De verwildering van de jeugd. Of van de pedagoog?

 

De pedagoog Langeveld heeft in de jaren vijftig eens een rapport geschreven onder de omineuze titel Maatschappelijke verwildering der jeugd. De conclusies zijn niet mis: ‘De verwilderde jeugd leeft in een wereld die verregaand gestalteloos genoemd mag worden, een holle leegte: men loeit, men brult, men kletst als een eindeloos geleuter, men gilt, men tiert, men jengelt  en zeurt. In hun gezinnen heerst geen liefde, wel apenliefde´.

 

Model in deze studie staat Johnny: ´Hij hangt in de bank, hij is ongelofelijk slordig of akelig precies op zijn uiterlijk. Maar opvallen moet hij. Hij voelt zich de intellectueel, maar geen enkel vak interesseert hem. Zijn vocabulaire is grof en de onschuldigste woorden geven hem aanleiding tot schuine toespelingen. Hij kankert altijd op het schoolblad, de clubs, de uitvoeringen, op alles en nog wat maar doet zelf nergens aan mee´.

 

Een van de medewerkers van het rapport vraagt zich af wat de oorzaak is van de morele teloorgang van de jeugd. Hij wijt de problemen aan de komst van de buitenlanders. ´Jongens en meisjes die in de plaatselijke fabrieken komen werken, en je kunt zo aan ze zien dat ze van een ander, zuidelijker type zijn.

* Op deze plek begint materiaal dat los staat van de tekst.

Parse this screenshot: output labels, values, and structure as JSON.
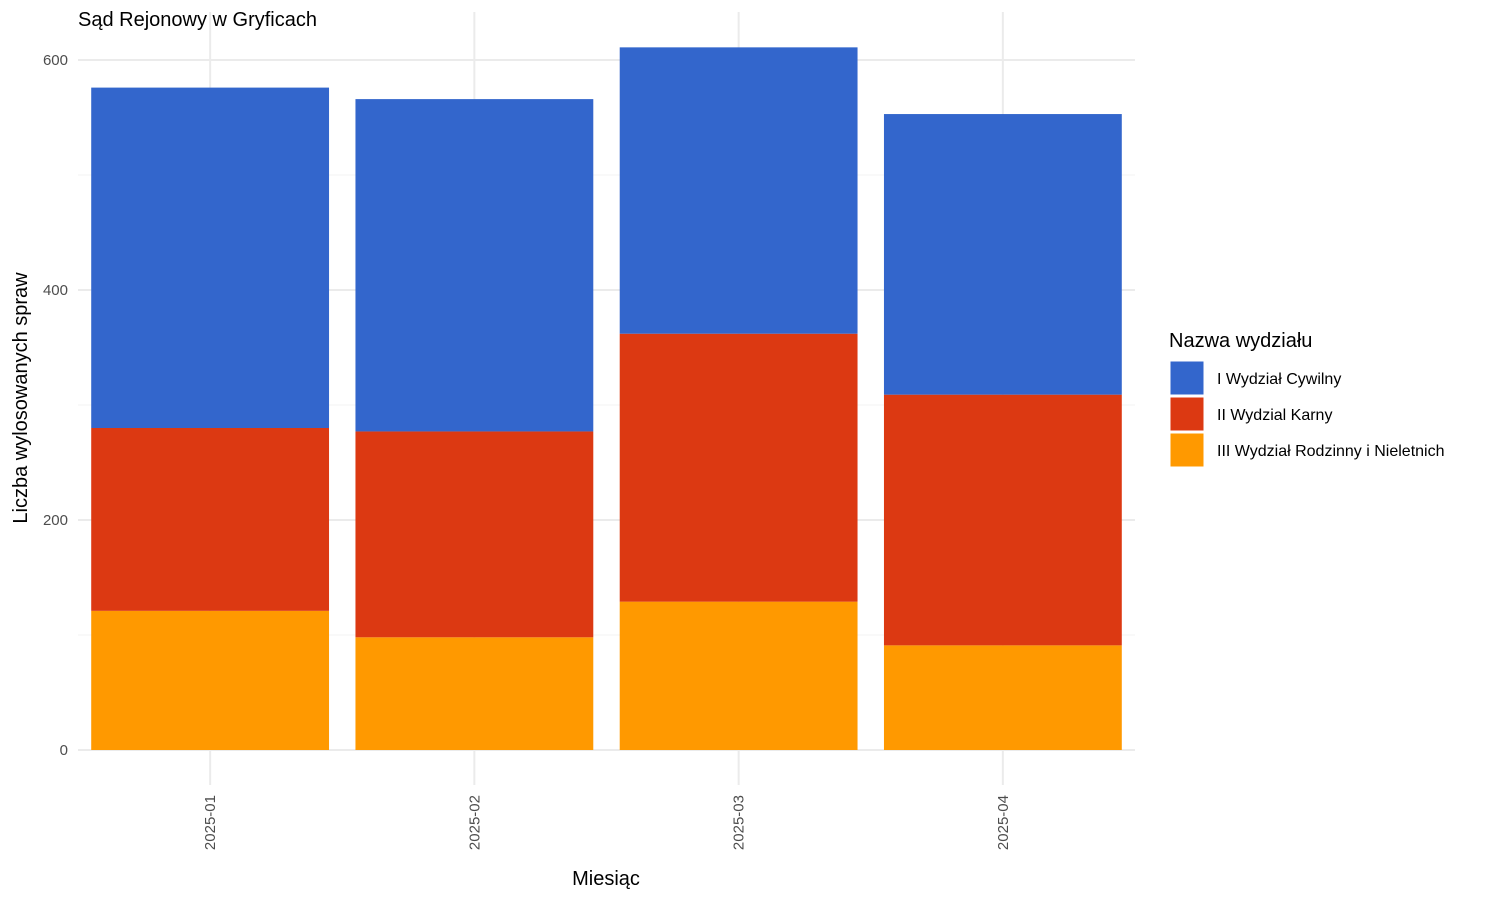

Hun kleding is minder verzorgd, hun gedrag ruwer en onverschilliger, met primitief achterlijke eigenschappen´.

 

Voor een goed begrip: de buitenlanders waar sprake van is, zijn jongens en meisjes uit Ede, Wageningen, Elst en Rhenen die in fabrieken in Veenendaal gingen werken.

 

Kortom, de jeugd komt er niet goed vanaf. Het eindverslag was gebaseerd op verschillende onderzoeken naar ontstaan en beïnvloeding van de zogenaamde massajeugd. Een jaar later verschijnt het bronnenboek met een selectie van de deelrapporten en daar blijkt uit dat het met die jeugd er helemaal niet zo somber voor stond. Eerder dan van verwildering is er sprake van verregaande burgerlijkheid.

 

Een collega van Langeveld komt twee jaar later met een vernietigend oordeel: het idee dat de jeugd vormloos en normloos zou zijn was niet als idee getoetst maar was a priori als vaststaand beeld gehanteerd. Dat viel samen met de ondeugdelijke methodiek: de rapporten waren niet gebaseerd op het meten van gegevens maar op persoonlijke oordelen die gebaseerd waren op inlichtingen van veldwachters

 

Dat bleek bijvoorbeeld bij de ‘nozems’, de groepjes rondhangende arbeidersjongeren die in de ogen van de beschaafde burger de belichaming van de verwilderde jeugd zijn. Aan de hand van een analyse van historisch materiaal was te zien dat de berichtgeving schromelijk overdreven was. Er was sprake van luidruchtig en baldadig gedrag, het ging eerder om adolescentengedrag dan om een symptoom van verwildering.

 

Uit de nadere analyse bleek dat deze nozems geenszins onmaatschappelijk waren; ze hadden een goede band met hun ouders, ze hadden geen negatieve houding tegenover hun werk en onderschreven de heersende maatschappelijke waarden. Nozems waren geen criminelen, hun houding kwam niet voort uit verzet tegen de maatschappij of tegen de ouders; hun gedrag moest eerder gezien worden als een leeftijdgebonden vorm van vrijetijdsbesteding die vooral bij onhandig optreden van autoriteiten uit de hand liep.

 

Wie was er nu echt verwilderd?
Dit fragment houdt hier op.